***This article was updated with the official statement from Ingenium, the parent organization of the Canada Aviation and Space Museum.***
The Canada Aviation and Space Museum in Ottawa is seeking a new home for one of the aircraft in its collection. The aircraft in question, a 1920 Curtiss Model F Seagull, once served in an aerial survey capacity over the Amazon River in Brazil. It was later donated to Britain’s Science Museum where it was damaged during a German bombing raid in 1941.
The Seagull was initially lent to the federal government-operated museum, but the loan became ‘permanent’ when it was bartered for the nose section of a Douglas Dakota. Restoration work on the Seagull began in 1970 and finished in 1974.
According to the museum’s artifact handler Johic Nicolas, the Seagull has to go, and he doesn’t want to see it dismantled, or worse. “Such is the pressure to get this aircraft out that there is talk of scrapping [it] altogether,” said Nicolas in an email to other museums.
“As part of our current work to prepare the Canada Aviation and Space Museum for the arrival of a Buffalo CC-115 aircraft from the Department of National Defence and preparations for a new Cold War exhibition, Ingenium is assessing the appropriate placement and locations of our aircraft to best reflect the revised scope of our exhibition spaces,” said Philippe Tremblay, Ingenium media relations and communications officer in a statement to Canadian Aviator. “Ingenium continuously reviews its artifacts to ensure that they best represent Canada, our history and significant technological contributions. This includes a rigorous collection review, which involves recommendations to deaccession an artifact or object when it no longer fits the scope of our national collection.
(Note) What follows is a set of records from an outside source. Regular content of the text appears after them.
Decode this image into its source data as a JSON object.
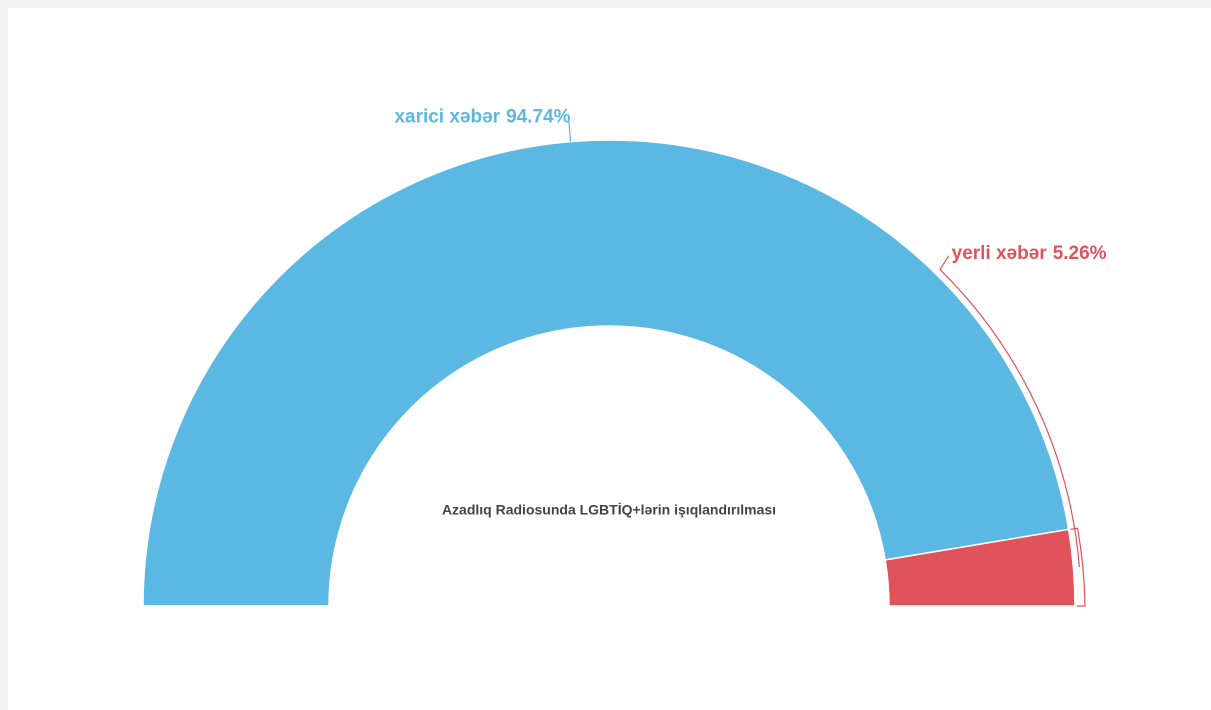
{
  "chart_data": {
    "type": "pie",
    "half": true,
    "title": "Azadlıq Radiosunda LGBTİQ+lərin işıqlandırılması",
    "categories": [
      "xarici xəbər",
      "yerli xəbər"
    ],
    "values": [
      94.74,
      5.26
    ],
    "value_labels": [
      "94.74%",
      "5.26%"
    ],
    "colors": [
      "#5bb8e2",
      "#e0535a"
    ]
  }
}
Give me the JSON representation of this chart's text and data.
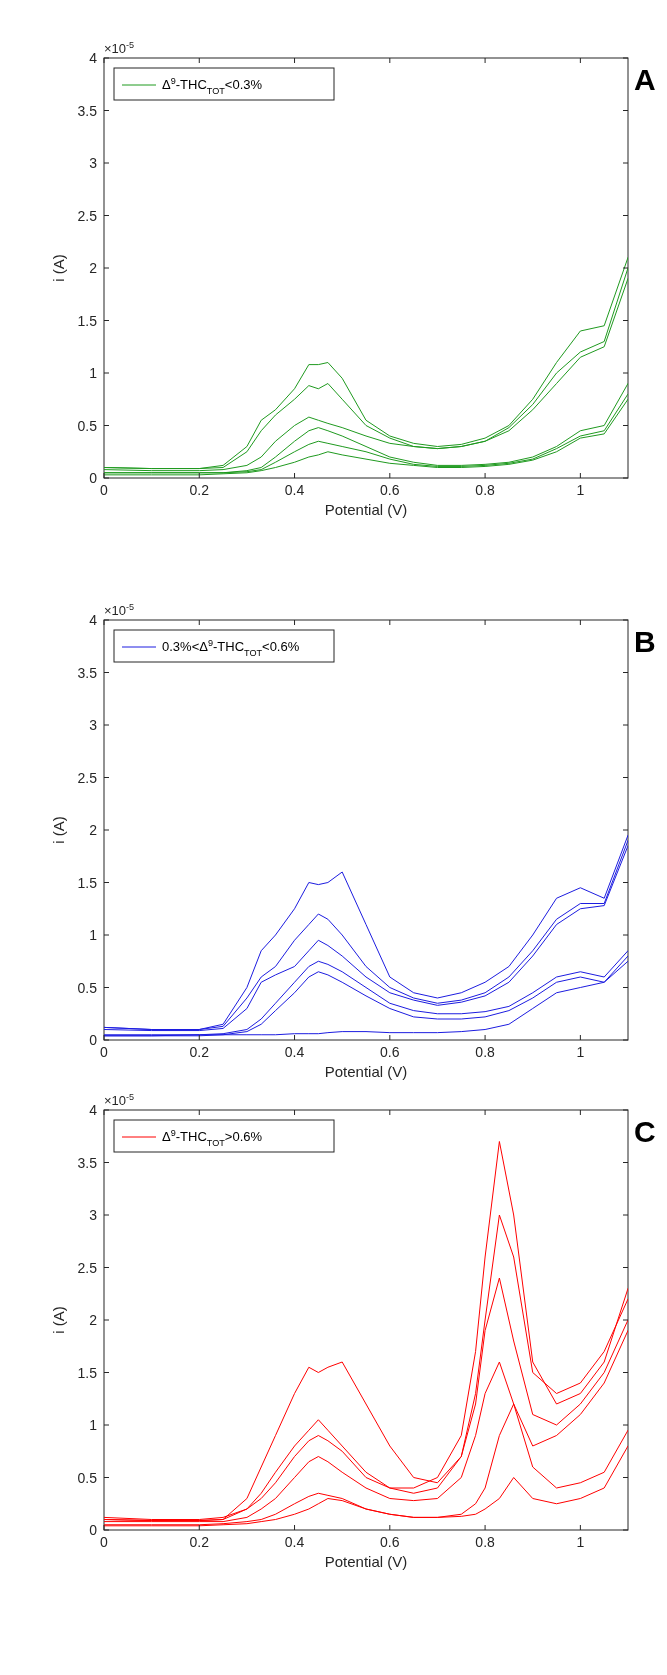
{
  "chart_data": [
    {
      "type": "line",
      "xlabel": "Potential (V)",
      "ylabel": "i (A)",
      "annotations": [
        "×10$^{-5}$",
        "A"
      ],
      "xlim": [
        0,
        1.1
      ],
      "xticks": [
        0,
        0.2,
        0.4,
        0.6,
        0.8,
        1
      ],
      "ylim": [
        0,
        4
      ],
      "yticks": [
        0,
        0.5,
        1,
        1.5,
        2,
        2.5,
        3,
        3.5,
        4
      ],
      "legend": "top left",
      "x": [
        0,
        0.1,
        0.2,
        0.25,
        0.3,
        0.33,
        0.36,
        0.4,
        0.43,
        0.45,
        0.47,
        0.5,
        0.55,
        0.6,
        0.65,
        0.7,
        0.75,
        0.8,
        0.85,
        0.9,
        0.95,
        1.0,
        1.05,
        1.1
      ],
      "series": [
        {
          "name": "Δ$^{9}$-THC$_{TOT}$<0.3%",
          "color": "#1f9a1f",
          "values": [
            0.1,
            0.09,
            0.09,
            0.12,
            0.3,
            0.55,
            0.65,
            0.85,
            1.08,
            1.08,
            1.1,
            0.95,
            0.55,
            0.4,
            0.33,
            0.3,
            0.32,
            0.38,
            0.5,
            0.75,
            1.1,
            1.4,
            1.45,
            2.1
          ]
        },
        {
          "color": "#1f9a1f",
          "values": [
            0.1,
            0.09,
            0.09,
            0.1,
            0.25,
            0.45,
            0.6,
            0.75,
            0.88,
            0.85,
            0.9,
            0.75,
            0.5,
            0.38,
            0.3,
            0.28,
            0.3,
            0.35,
            0.48,
            0.7,
            1.0,
            1.2,
            1.3,
            2.0
          ]
        },
        {
          "color": "#1f9a1f",
          "values": [
            0.08,
            0.07,
            0.07,
            0.08,
            0.12,
            0.2,
            0.35,
            0.5,
            0.58,
            0.55,
            0.52,
            0.48,
            0.4,
            0.33,
            0.3,
            0.28,
            0.3,
            0.35,
            0.45,
            0.65,
            0.9,
            1.15,
            1.25,
            1.9
          ]
        },
        {
          "color": "#1f9a1f",
          "values": [
            0.05,
            0.05,
            0.05,
            0.05,
            0.07,
            0.1,
            0.2,
            0.35,
            0.45,
            0.48,
            0.45,
            0.4,
            0.3,
            0.2,
            0.15,
            0.12,
            0.12,
            0.13,
            0.15,
            0.2,
            0.3,
            0.45,
            0.5,
            0.9
          ]
        },
        {
          "color": "#1f9a1f",
          "values": [
            0.05,
            0.05,
            0.05,
            0.05,
            0.06,
            0.08,
            0.15,
            0.25,
            0.32,
            0.35,
            0.33,
            0.3,
            0.25,
            0.18,
            0.13,
            0.11,
            0.11,
            0.12,
            0.14,
            0.18,
            0.28,
            0.4,
            0.45,
            0.8
          ]
        },
        {
          "color": "#1f9a1f",
          "values": [
            0.03,
            0.03,
            0.03,
            0.04,
            0.05,
            0.07,
            0.1,
            0.15,
            0.2,
            0.22,
            0.25,
            0.22,
            0.18,
            0.14,
            0.12,
            0.1,
            0.1,
            0.11,
            0.13,
            0.17,
            0.25,
            0.38,
            0.42,
            0.75
          ]
        }
      ]
    },
    {
      "type": "line",
      "xlabel": "Potential (V)",
      "ylabel": "i (A)",
      "annotations": [
        "×10$^{-5}$",
        "B"
      ],
      "xlim": [
        0,
        1.1
      ],
      "xticks": [
        0,
        0.2,
        0.4,
        0.6,
        0.8,
        1
      ],
      "ylim": [
        0,
        4
      ],
      "yticks": [
        0,
        0.5,
        1,
        1.5,
        2,
        2.5,
        3,
        3.5,
        4
      ],
      "legend": "top left",
      "x": [
        0,
        0.1,
        0.2,
        0.25,
        0.3,
        0.33,
        0.36,
        0.4,
        0.43,
        0.45,
        0.47,
        0.5,
        0.55,
        0.6,
        0.65,
        0.7,
        0.75,
        0.8,
        0.85,
        0.9,
        0.95,
        1.0,
        1.05,
        1.1
      ],
      "series": [
        {
          "name": "0.3%<Δ$^{9}$-THC$_{TOT}$<0.6%",
          "color": "#1c1ce0",
          "values": [
            0.12,
            0.1,
            0.1,
            0.15,
            0.5,
            0.85,
            1.0,
            1.25,
            1.5,
            1.48,
            1.5,
            1.6,
            1.1,
            0.6,
            0.45,
            0.4,
            0.45,
            0.55,
            0.7,
            1.0,
            1.35,
            1.45,
            1.35,
            1.95
          ]
        },
        {
          "color": "#1c1ce0",
          "values": [
            0.12,
            0.1,
            0.1,
            0.13,
            0.4,
            0.6,
            0.7,
            0.95,
            1.1,
            1.2,
            1.15,
            1.0,
            0.7,
            0.5,
            0.4,
            0.35,
            0.38,
            0.45,
            0.6,
            0.85,
            1.15,
            1.3,
            1.3,
            1.9
          ]
        },
        {
          "color": "#1c1ce0",
          "values": [
            0.1,
            0.09,
            0.09,
            0.11,
            0.3,
            0.55,
            0.62,
            0.7,
            0.85,
            0.95,
            0.9,
            0.8,
            0.6,
            0.45,
            0.38,
            0.33,
            0.36,
            0.42,
            0.55,
            0.8,
            1.1,
            1.25,
            1.28,
            1.85
          ]
        },
        {
          "color": "#1c1ce0",
          "values": [
            0.05,
            0.05,
            0.05,
            0.06,
            0.1,
            0.2,
            0.35,
            0.55,
            0.7,
            0.75,
            0.72,
            0.65,
            0.5,
            0.35,
            0.28,
            0.25,
            0.25,
            0.27,
            0.32,
            0.45,
            0.6,
            0.65,
            0.6,
            0.85
          ]
        },
        {
          "color": "#1c1ce0",
          "values": [
            0.04,
            0.04,
            0.04,
            0.05,
            0.08,
            0.15,
            0.28,
            0.45,
            0.6,
            0.65,
            0.62,
            0.55,
            0.42,
            0.3,
            0.22,
            0.2,
            0.2,
            0.22,
            0.28,
            0.4,
            0.55,
            0.6,
            0.55,
            0.8
          ]
        },
        {
          "color": "#1c1ce0",
          "values": [
            0.04,
            0.04,
            0.05,
            0.05,
            0.05,
            0.05,
            0.05,
            0.06,
            0.06,
            0.06,
            0.07,
            0.08,
            0.08,
            0.07,
            0.07,
            0.07,
            0.08,
            0.1,
            0.15,
            0.3,
            0.45,
            0.5,
            0.55,
            0.75
          ]
        }
      ]
    },
    {
      "type": "line",
      "xlabel": "Potential (V)",
      "ylabel": "i (A)",
      "annotations": [
        "×10$^{-5}$",
        "C"
      ],
      "xlim": [
        0,
        1.1
      ],
      "xticks": [
        0,
        0.2,
        0.4,
        0.6,
        0.8,
        1
      ],
      "ylim": [
        0,
        4
      ],
      "yticks": [
        0,
        0.5,
        1,
        1.5,
        2,
        2.5,
        3,
        3.5,
        4
      ],
      "legend": "top left",
      "x": [
        0,
        0.1,
        0.2,
        0.25,
        0.3,
        0.33,
        0.36,
        0.4,
        0.43,
        0.45,
        0.47,
        0.5,
        0.55,
        0.6,
        0.65,
        0.7,
        0.75,
        0.78,
        0.8,
        0.83,
        0.86,
        0.9,
        0.95,
        1.0,
        1.05,
        1.1
      ],
      "series": [
        {
          "name": "Δ$^{9}$-THC$_{TOT}$>0.6%",
          "color": "#ff0000",
          "values": [
            0.12,
            0.1,
            0.1,
            0.12,
            0.2,
            0.3,
            0.45,
            0.7,
            0.85,
            0.9,
            0.85,
            0.75,
            0.5,
            0.4,
            0.4,
            0.5,
            0.9,
            1.7,
            2.6,
            3.7,
            3.0,
            1.6,
            1.2,
            1.3,
            1.6,
            2.3
          ]
        },
        {
          "color": "#ff0000",
          "values": [
            0.1,
            0.09,
            0.09,
            0.1,
            0.3,
            0.6,
            0.9,
            1.3,
            1.55,
            1.5,
            1.55,
            1.6,
            1.2,
            0.8,
            0.5,
            0.45,
            0.7,
            1.3,
            2.0,
            3.0,
            2.6,
            1.5,
            1.3,
            1.4,
            1.7,
            2.2
          ]
        },
        {
          "color": "#ff0000",
          "values": [
            0.1,
            0.09,
            0.09,
            0.1,
            0.2,
            0.35,
            0.55,
            0.8,
            0.95,
            1.05,
            0.95,
            0.8,
            0.55,
            0.4,
            0.35,
            0.4,
            0.7,
            1.2,
            1.9,
            2.4,
            1.8,
            1.1,
            1.0,
            1.2,
            1.5,
            2.0
          ]
        },
        {
          "color": "#ff0000",
          "values": [
            0.08,
            0.08,
            0.08,
            0.08,
            0.12,
            0.2,
            0.3,
            0.5,
            0.65,
            0.7,
            0.65,
            0.55,
            0.4,
            0.3,
            0.28,
            0.3,
            0.5,
            0.9,
            1.3,
            1.6,
            1.2,
            0.8,
            0.9,
            1.1,
            1.4,
            1.9
          ]
        },
        {
          "color": "#ff0000",
          "values": [
            0.05,
            0.05,
            0.05,
            0.06,
            0.08,
            0.1,
            0.15,
            0.25,
            0.32,
            0.35,
            0.33,
            0.3,
            0.2,
            0.15,
            0.12,
            0.12,
            0.15,
            0.25,
            0.4,
            0.9,
            1.2,
            0.6,
            0.4,
            0.45,
            0.55,
            0.95
          ]
        },
        {
          "color": "#ff0000",
          "values": [
            0.04,
            0.04,
            0.04,
            0.05,
            0.06,
            0.08,
            0.1,
            0.15,
            0.2,
            0.25,
            0.3,
            0.28,
            0.2,
            0.15,
            0.12,
            0.12,
            0.13,
            0.15,
            0.2,
            0.3,
            0.5,
            0.3,
            0.25,
            0.3,
            0.4,
            0.8
          ]
        }
      ]
    }
  ]
}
As part of this review, it has been decided that the Curtiss Seagull will be deaccessioned from the collection. Ingenium is actively in conversations with interested Canadian institutions to find the Seagull a new home.”
The Seagull flying boat was designed and built with the US Navy purchasing hundreds, employing it as a flying boat trainer. Others were sold to the Russian navy, and some were built in Italy. A few Seagulls saw civilian service in 1927 flying routes between Miami, Florida and Nassau, Bahamas.
Powered by a Curtiss water-cooled 100-hp V-8 piston engine driving a two-blade fixed-pitch pusher propeller, the Seagull, largely constructed of mahogany, could reach a maximum speed of 60 knots with a service ceiling of 4,500 feet. It took 10 minutes to reach that altitude after a sea-level takeoff.
Wingspan is slightly over 45 feet, length is almost 28 feet, height is just over 11 feet and the amphib weighs in at 1,957 pounds.